Magnetic Flux (5-28-2021)

First, the magnetic vector potential is computed using the relation:

$\nabla \times \vec{A} = \vec{B}$ $\frac{\partial A_z}{\partial y} - \frac{\partial A_y}{\partial z}=1 \ ; \ \frac{\partial A_x}{\partial z} - \frac{\partial A_z}{\partial x}=1 \ ; \ \frac{\partial A_y}{\partial x} - \frac{\partial A_x}{\partial y}=1$

With a little bit of trial and error, it is seen that the following vector satisfies the above relations.

$\vec{A} = z(\theta) \ \hat{i} + x(\theta) \ \hat{j} + y(\theta) \ \hat{k}$

Now, by applying Stokes' theorem

$\Phi= \int \int_{S}\vec{B} \cdot d\vec{S} =\int \int_{S} (\nabla \times \vec{A}) \cdot d\vec{S} = \oint_{C} \vec{A} \cdot d\vec{R}$

$\vec{R} = r(\theta) \cos{\theta} \ \hat{i} + r(\theta) \sin{\theta} \ \hat{j} + z(\theta) \ \hat{k}$ $\frac{d\vec{R}}{d\theta} = \frac{d}{d\theta} \left(r(\theta) \cos{\theta}\right) \ \hat{i} + \frac{d}{d\theta} \left( r(\theta) \sin{\theta}\right) \ \hat{j} + \frac{dz(\theta)}{d\theta} \ \hat{k}$ $d\vec{R} = \left(\frac{d}{d\theta} \left(r(\theta) \cos{\theta}\right) \ \hat{i} + \frac{d}{d\theta} \left( r(\theta) \sin{\theta}\right) \ \hat{j} + \frac{dz(\theta)}{d\theta} \ \hat{k}\right) \ d\theta$

With the parameterisation complete, the next step is to evaluate the integrand.

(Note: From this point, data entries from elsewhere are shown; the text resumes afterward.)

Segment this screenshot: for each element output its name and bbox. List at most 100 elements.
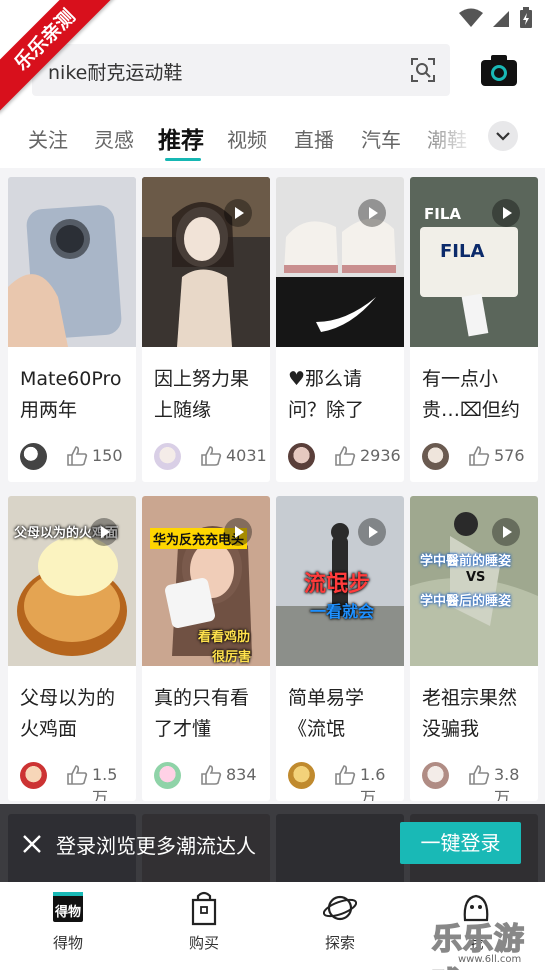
card-meta: 4031 <box>154 442 267 472</box>
avatar <box>20 443 47 470</box>
card-thumbnail: 华为反充充电头 看看鸡肋 很厉害 <box>142 496 270 666</box>
card-meta: 834 <box>154 761 264 791</box>
login-prompt: 登录浏览更多潮流达人 <box>56 834 256 858</box>
more-tabs-button[interactable] <box>488 121 518 151</box>
battery-icon <box>520 7 532 28</box>
card-meta: 576 <box>422 442 532 472</box>
play-icon <box>358 518 386 546</box>
card-meta: 150 <box>20 442 130 472</box>
svg-text:FILA: FILA <box>440 241 484 262</box>
avatar <box>288 443 315 470</box>
play-icon <box>492 199 520 227</box>
active-tab-indicator <box>165 158 201 161</box>
one-click-login-button[interactable]: 一键登录 <box>400 822 521 864</box>
nav-item-explore[interactable]: 探索 <box>300 890 380 953</box>
thumbnail-caption: 很厉害 <box>212 650 252 665</box>
card-thumbnail <box>142 177 270 347</box>
category-tabs: 关注 灵感 推荐 视频 直播 汽车 潮鞋 <box>0 108 545 168</box>
card-title: 老祖宗果然没骗我 <box>422 687 518 740</box>
play-icon <box>492 518 520 546</box>
camera-icon[interactable] <box>479 52 519 88</box>
watermark-url: www.6ll.com <box>458 954 522 965</box>
thumbnail-caption: 一看就会 <box>310 602 375 621</box>
scan-icon[interactable] <box>410 57 436 83</box>
feed-card[interactable]: 流氓步 一看就会 简单易学《流氓 1.6万 <box>276 496 404 801</box>
thumbs-up-icon[interactable] <box>334 445 356 467</box>
dewu-logo-icon: 得物 <box>53 892 83 922</box>
avatar <box>422 443 449 470</box>
card-meta: 1.6万 <box>288 761 398 801</box>
like-count: 3.8万 <box>494 765 520 801</box>
tab-live[interactable]: 直播 <box>294 124 334 153</box>
avatar <box>20 762 47 789</box>
like-count: 1.5万 <box>92 765 118 801</box>
thumbs-up-icon[interactable] <box>468 764 490 786</box>
tab-car[interactable]: 汽车 <box>361 124 401 153</box>
tab-recommend[interactable]: 推荐 <box>158 121 204 155</box>
feed-card[interactable]: FILA FILA 有一点小贵…⌧但约 576 <box>410 177 538 482</box>
svg-text:FILA: FILA <box>424 205 461 223</box>
thumbs-up-icon[interactable] <box>200 445 222 467</box>
status-icons <box>459 7 533 29</box>
feed-card[interactable]: 华为反充充电头 看看鸡肋 很厉害 真的只有看了才懂 834 <box>142 496 270 801</box>
chevron-down-icon <box>496 132 510 141</box>
card-title: 因上努力果上随缘 <box>154 368 250 421</box>
card-title: 有一点小贵…⌧但约 <box>422 368 520 421</box>
like-count: 1.6万 <box>360 765 386 801</box>
feed-card[interactable]: 因上努力果上随缘 4031 <box>142 177 270 482</box>
thumbs-up-icon[interactable] <box>66 445 88 467</box>
card-thumbnail: FILA FILA <box>410 177 538 347</box>
card-thumbnail: 父母以为的火鸡面 <box>8 496 136 666</box>
play-icon <box>358 199 386 227</box>
feed-card[interactable]: 父母以为的火鸡面 父母以为的火鸡面 1.5万 <box>8 496 136 801</box>
avatar <box>288 762 315 789</box>
tab-follow[interactable]: 关注 <box>28 124 68 153</box>
thumbs-up-icon[interactable] <box>334 764 356 786</box>
card-title: ♥那么请问？除了 <box>288 368 365 421</box>
avatar <box>154 762 181 789</box>
like-count: 2936 <box>360 446 401 465</box>
thumbnail-caption: 看看鸡肋 <box>198 630 251 645</box>
search-query: nike耐克运动鞋 <box>48 62 183 84</box>
shopping-bag-icon <box>191 891 217 926</box>
login-banner: 登录浏览更多潮流达人 一键登录 <box>0 804 545 882</box>
tabs-fade <box>410 108 490 168</box>
card-meta: 2936 <box>288 442 401 472</box>
thumbnail-caption: 流氓步 <box>304 572 371 597</box>
card-meta: 1.5万 <box>20 761 130 801</box>
nav-label: 探索 <box>324 934 355 952</box>
nav-label: 得物 <box>52 934 83 952</box>
planet-icon <box>323 895 357 921</box>
play-icon <box>224 518 252 546</box>
wifi-icon <box>459 8 483 27</box>
feed-card[interactable]: 学中醫前的睡姿 VS 学中醫后的睡姿 老祖宗果然没骗我 3.8万 <box>410 496 538 801</box>
tab-video[interactable]: 视频 <box>227 124 267 153</box>
thumbnail-caption: 学中醫后的睡姿 <box>420 594 512 609</box>
thumbnail-caption: 学中醫前的睡姿 <box>420 554 512 569</box>
card-title: 简单易学《流氓 <box>288 687 365 740</box>
tab-inspiration[interactable]: 灵感 <box>94 124 134 153</box>
thumbs-up-icon[interactable] <box>66 764 88 786</box>
like-count: 576 <box>494 446 525 465</box>
play-icon <box>224 199 252 227</box>
play-icon <box>90 518 118 546</box>
feed-grid: Mate60Pro用两年 150 因上努力果上随缘 4031 ♥那么请问？除了 … <box>0 168 545 888</box>
card-title: 真的只有看了才懂 <box>154 687 250 740</box>
thumbs-up-icon[interactable] <box>468 445 490 467</box>
avatar <box>154 443 181 470</box>
nav-label: 购买 <box>188 934 219 952</box>
nav-item-buy[interactable]: 购买 <box>164 890 244 953</box>
nav-item-dewu[interactable]: 得物 得物 <box>28 890 108 953</box>
feed-card[interactable]: ♥那么请问？除了 2936 <box>276 177 404 482</box>
watermark: 乐乐游戏 www.6ll.com <box>430 912 544 970</box>
feed-card[interactable]: Mate60Pro用两年 150 <box>8 177 136 482</box>
card-thumbnail <box>8 177 136 347</box>
close-icon[interactable] <box>22 834 42 854</box>
signal-icon <box>493 11 509 27</box>
avatar <box>422 762 449 789</box>
search-input[interactable]: nike耐克运动鞋 <box>32 44 450 96</box>
search-row: nike耐克运动鞋 <box>0 36 545 108</box>
thumbs-up-icon[interactable] <box>200 764 222 786</box>
card-thumbnail <box>276 177 404 347</box>
like-count: 150 <box>92 446 123 465</box>
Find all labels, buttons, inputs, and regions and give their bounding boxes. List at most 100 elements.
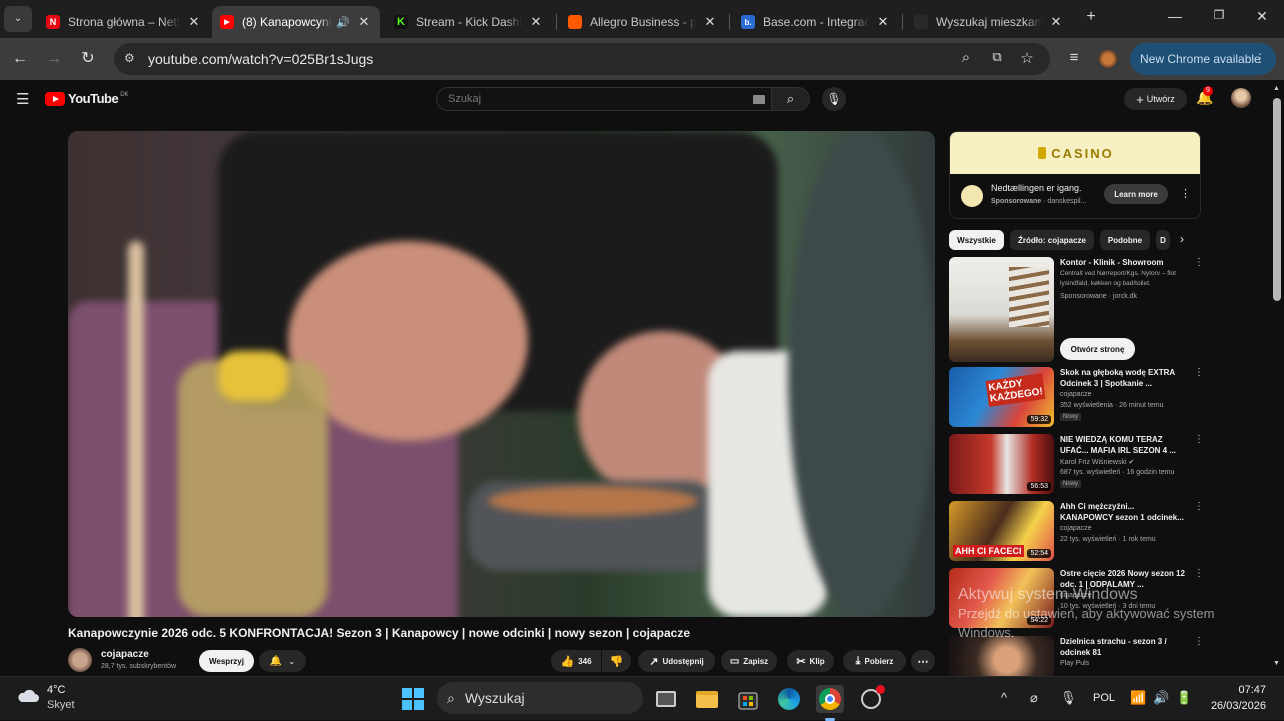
app-icon[interactable] xyxy=(857,685,885,713)
back-icon[interactable]: ← xyxy=(10,49,30,69)
tab-youtube[interactable]: ▶ (8) Kanapowcynie 2026 odc. 5 🔊 ✕ xyxy=(212,6,380,38)
start-button[interactable] xyxy=(399,685,427,713)
clock-date[interactable]: 26/03/2026 xyxy=(1206,700,1266,712)
related-title[interactable]: Dzielnica strachu - sezon 3 / odcinek 81 xyxy=(1060,636,1186,658)
reading-list-icon[interactable]: ≡ xyxy=(1064,49,1084,66)
related-channel[interactable]: cojapacze xyxy=(1060,525,1092,532)
channel-name[interactable]: cojapacze xyxy=(101,649,149,660)
task-view-icon[interactable] xyxy=(652,685,680,713)
save-button[interactable]: ▭ Zapisz xyxy=(721,650,777,672)
related-video-item[interactable]: KAŻDY KAŻDEGO! 59:32 Skok na głęboką wodę… xyxy=(949,367,1204,427)
install-icon[interactable]: ⧉ xyxy=(987,49,1007,65)
bookmark-star-icon[interactable]: ☆ xyxy=(1017,49,1037,67)
video-player[interactable] xyxy=(68,131,935,617)
menu-kebab-icon[interactable]: ⋮ xyxy=(1194,501,1204,512)
hamburger-menu-icon[interactable]: ☰ xyxy=(16,90,29,108)
page-scrollbar[interactable]: ▲ ▼ xyxy=(1270,80,1284,676)
weather-condition[interactable]: Skyet xyxy=(47,699,75,711)
subscription-bell-button[interactable]: 🔔 ⌄ xyxy=(259,650,306,672)
scroll-down-icon[interactable]: ▼ xyxy=(1273,660,1280,667)
file-explorer-icon[interactable] xyxy=(693,685,721,713)
related-title[interactable]: Ostre cięcie 2026 Nowy sezon 12 odc. 1 |… xyxy=(1060,568,1186,590)
profile-avatar[interactable] xyxy=(1099,50,1117,68)
close-tab-icon[interactable]: ✕ xyxy=(1048,14,1064,30)
menu-kebab-icon[interactable]: ⋮ xyxy=(1194,568,1204,579)
site-info-icon[interactable]: ⚙ xyxy=(124,51,135,65)
notifications-button[interactable]: 🔔 9 xyxy=(1196,86,1213,106)
chip-similar[interactable]: Podobne xyxy=(1100,230,1150,250)
menu-kebab-icon[interactable]: ⋮ xyxy=(1254,51,1266,65)
zoom-icon[interactable]: ⌕ xyxy=(956,49,976,66)
forward-icon[interactable]: → xyxy=(44,49,64,69)
url-text[interactable]: youtube.com/watch?v=025Br1sJugs xyxy=(148,51,373,67)
microphone-icon[interactable]: 🎙 xyxy=(1060,690,1077,706)
address-bar[interactable]: ⚙ youtube.com/watch?v=025Br1sJugs ⌕ ⧉ ☆ xyxy=(114,43,1050,75)
related-channel[interactable]: Karol Friz Wiśniewski ✔ xyxy=(1060,458,1134,466)
chevron-up-icon[interactable]: ^ xyxy=(1001,690,1007,705)
close-tab-icon[interactable]: ✕ xyxy=(356,14,372,30)
network-off-icon[interactable]: ⌀ xyxy=(1030,690,1038,706)
related-video-item[interactable]: Dzielnica strachu - sezon 3 / odcinek 81… xyxy=(949,636,1201,676)
ad-card[interactable]: CASINO Nedtællingen er igang. Sponsorowa… xyxy=(949,131,1201,219)
menu-kebab-icon[interactable]: ⋮ xyxy=(1180,187,1191,200)
related-thumbnail[interactable]: AHH CI FACECI 52:54 xyxy=(949,501,1054,561)
volume-icon[interactable]: 🔊 xyxy=(1153,690,1169,706)
tab-kick[interactable]: K Stream - Kick Dashboard ✕ xyxy=(386,6,552,38)
related-thumbnail[interactable] xyxy=(949,257,1054,362)
new-tab-icon[interactable]: + xyxy=(1077,8,1105,26)
maximize-icon[interactable]: ❐ xyxy=(1205,8,1233,22)
microsoft-store-icon[interactable] xyxy=(734,685,762,713)
learn-more-button[interactable]: Learn more xyxy=(1104,184,1168,204)
weather-temperature[interactable]: 4°C xyxy=(47,684,65,696)
tab-allegro[interactable]: Allegro Business - platforma ✕ xyxy=(560,6,726,38)
related-thumbnail[interactable]: 56:53 xyxy=(949,434,1054,494)
menu-kebab-icon[interactable]: ⋮ xyxy=(1194,636,1201,647)
related-title[interactable]: Kontor - Klinik - Showroom xyxy=(1060,257,1186,268)
related-channel[interactable]: cojapacze xyxy=(1060,592,1092,599)
minimize-icon[interactable]: — xyxy=(1161,8,1189,24)
close-tab-icon[interactable]: ✕ xyxy=(702,14,718,30)
account-avatar[interactable] xyxy=(1231,88,1251,108)
battery-icon[interactable]: 🔋 xyxy=(1176,690,1192,706)
tab-wyszukaj[interactable]: Wyszukaj mieszkania ✕ xyxy=(906,6,1072,38)
tab-base[interactable]: b. Base.com - Integracje ✕ xyxy=(733,6,899,38)
clip-button[interactable]: ✂ Klip xyxy=(787,650,834,672)
dislike-button[interactable]: 👎 xyxy=(602,650,631,672)
chip-all[interactable]: Wszystkie xyxy=(949,230,1004,250)
related-channel[interactable]: cojapacze xyxy=(1060,391,1092,398)
search-box[interactable]: Szukaj xyxy=(436,87,772,111)
taskbar-search[interactable]: ⌕ Wyszukaj xyxy=(437,682,643,714)
ad-banner[interactable]: CASINO xyxy=(950,132,1200,174)
related-thumbnail[interactable] xyxy=(949,636,1054,676)
menu-kebab-icon[interactable]: ⋮ xyxy=(1194,367,1204,378)
search-button[interactable]: ⌕ xyxy=(772,87,810,111)
scroll-up-icon[interactable]: ▲ xyxy=(1273,85,1280,92)
tab-search-button[interactable]: ⌄ xyxy=(4,6,32,32)
close-tab-icon[interactable]: ✕ xyxy=(528,14,544,30)
support-button[interactable]: Wesprzyj xyxy=(199,650,254,672)
share-button[interactable]: ↗ Udostępnij xyxy=(638,650,715,672)
scrollbar-thumb[interactable] xyxy=(1273,98,1281,301)
create-button[interactable]: + Utwórz xyxy=(1124,88,1187,110)
menu-kebab-icon[interactable]: ⋮ xyxy=(1194,257,1204,268)
related-title[interactable]: Skok na głęboką wodę EXTRA Odcinek 3 | S… xyxy=(1060,367,1186,389)
chip-source[interactable]: Źródło: cojapacze xyxy=(1010,230,1094,250)
open-site-button[interactable]: Otwórz stronę xyxy=(1060,338,1135,360)
download-button[interactable]: ⤓ Pobierz xyxy=(843,650,906,672)
chevron-right-icon[interactable]: › xyxy=(1180,232,1184,246)
related-title[interactable]: NIE WIEDZĄ KOMU TERAZ UFAĆ... MAFIA IRL … xyxy=(1060,434,1186,456)
related-title[interactable]: Ahh Ci mężczyźni... KANAPOWCY sezon 1 od… xyxy=(1060,501,1186,523)
tab-netflix[interactable]: N Strona główna – Netflix ✕ xyxy=(38,6,210,38)
new-chrome-button[interactable]: New Chrome available ⋮ xyxy=(1130,43,1276,75)
youtube-logo[interactable]: YouTube DK xyxy=(45,91,129,106)
related-thumbnail[interactable]: KAŻDY KAŻDEGO! 59:32 xyxy=(949,367,1054,427)
related-video-item[interactable]: 56:53 NIE WIEDZĄ KOMU TERAZ UFAĆ... MAFI… xyxy=(949,434,1204,494)
related-thumbnail[interactable]: 54:22 xyxy=(949,568,1054,628)
related-video-item[interactable]: AHH CI FACECI 52:54 Ahh Ci mężczyźni... … xyxy=(949,501,1204,561)
keyboard-icon[interactable] xyxy=(753,95,765,104)
related-channel[interactable]: Play Puls xyxy=(1060,660,1089,667)
menu-kebab-icon[interactable]: ⋮ xyxy=(1194,434,1204,445)
cloud-icon[interactable] xyxy=(16,687,40,703)
like-button[interactable]: 👍 346 xyxy=(551,650,601,672)
clock-time[interactable]: 07:47 xyxy=(1206,684,1266,696)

Here, simplifications have been left out and may be attempted by anyone interested.

$\Phi = \int_{0}^{2 \pi} \vec{A} \cdot d\vec{R} = \int_{0}^{2 \pi} f(\theta) \ d\theta \implies \boxed{\lvert \Phi \rvert \approx 7.3566}$

The integral can be solved by outsourcing to Wolfram-Alpha or by using a script of code.